By Gregg Lipman:
It’s Valentine’s Day, which got us in the mood for -– you guessed it -– love. In particular, brand love. We went out to the street and performed a down-and-dirty survey to find out just what brands make us weak in the knees, who is worthy of a long-term commitment, and who we want to break up with.
Here’s what people had to say:
Brand You’d Buy A Drink
Pinterest. You’ve been hearing all about her for a few weeks now — she’s the girl on everyone’s lips; she’s the next big thing. But is she really as cool as everyone says she is? After one drink, you’re sure to find out.
Brand You’d Take Home For The Night
Twitter. It’s destined to be a brief encounter (no more than 140 minutes, tops), but it’ll likely be pretty fun while it lasts. He’s certainly hot right now, but you wonder if he’ll be around in five minutes — let alone five years.
Brand You’d Kick Out The Next Morning
Wal-mart. The night before, you were wooed by all the talk of mega-this and mega-that, of all the low prices and special offers. But the next morning, you realize: sometimes bigger is not always better.
Brand You’re Most Likely To Bring Home To Mama
Chrysler. He’s got All-American good looks, wholesome values, solid parts, diehard attitude and undying loyalty. Plus, he’s proven that he can come through a crisis with flying colors, and regain his footing as a leader. Mama will call him a “stand-up guy” (like Clint Eastwood, the guy who voiced his recent Super Bowl commercial).

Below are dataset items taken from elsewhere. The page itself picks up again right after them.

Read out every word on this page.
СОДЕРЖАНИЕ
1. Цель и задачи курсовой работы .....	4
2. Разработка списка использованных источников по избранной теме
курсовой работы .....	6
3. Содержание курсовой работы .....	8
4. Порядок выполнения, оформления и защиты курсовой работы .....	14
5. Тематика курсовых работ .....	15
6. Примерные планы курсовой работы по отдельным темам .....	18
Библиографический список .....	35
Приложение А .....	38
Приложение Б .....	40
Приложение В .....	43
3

Brand With Whom You’d Like A Fling
JetBlue. You don’t have an occasion to see her all the time, but when you do, it’s always a whirlwind experience. She always seems to be thinking of just the right things to do and say, and who cares if she’s always on time or not…there are always plenty of things to do and see while you wait.
Brand You Want To Marry
Apple. He’s smart, he’s cool, he’s stable, he’s ambitious, he’s successful, he knows who he is, and he’s always trying to better himself. He loves to have a good time, but he’s not so slick that he’s going to fail you in a time of need.
Brand Whose Kids You’d Like To Have
Whole Foods. She always has your best interests in mind and wants to make the world a better place. She’s eco-conscious and truly cares about the next generation. Her idealism sometimes comes at a high price, but she’s so good that you’re willing to take the leap with her.
Brand You’d Take To Couples Counseling
Tylenol. After last year’s recall fiasco, you found yourself untrusting of her, after many years of having her be your go-to gal. She did right by you forever, but then she fell off the wagon, and you found yourself questioning the whole relationship. But if she got her act together, you’d probably go back in a heartbeat.
Brand You’d Like To Break Up With
Verizon. After years of spotty customer communications (or lack of communications altogether), you’ve had enough of his lies and unreliability. In fact, he’s sometimes so hard to reach that you might have to send him a text message to let him know you’re splitsville.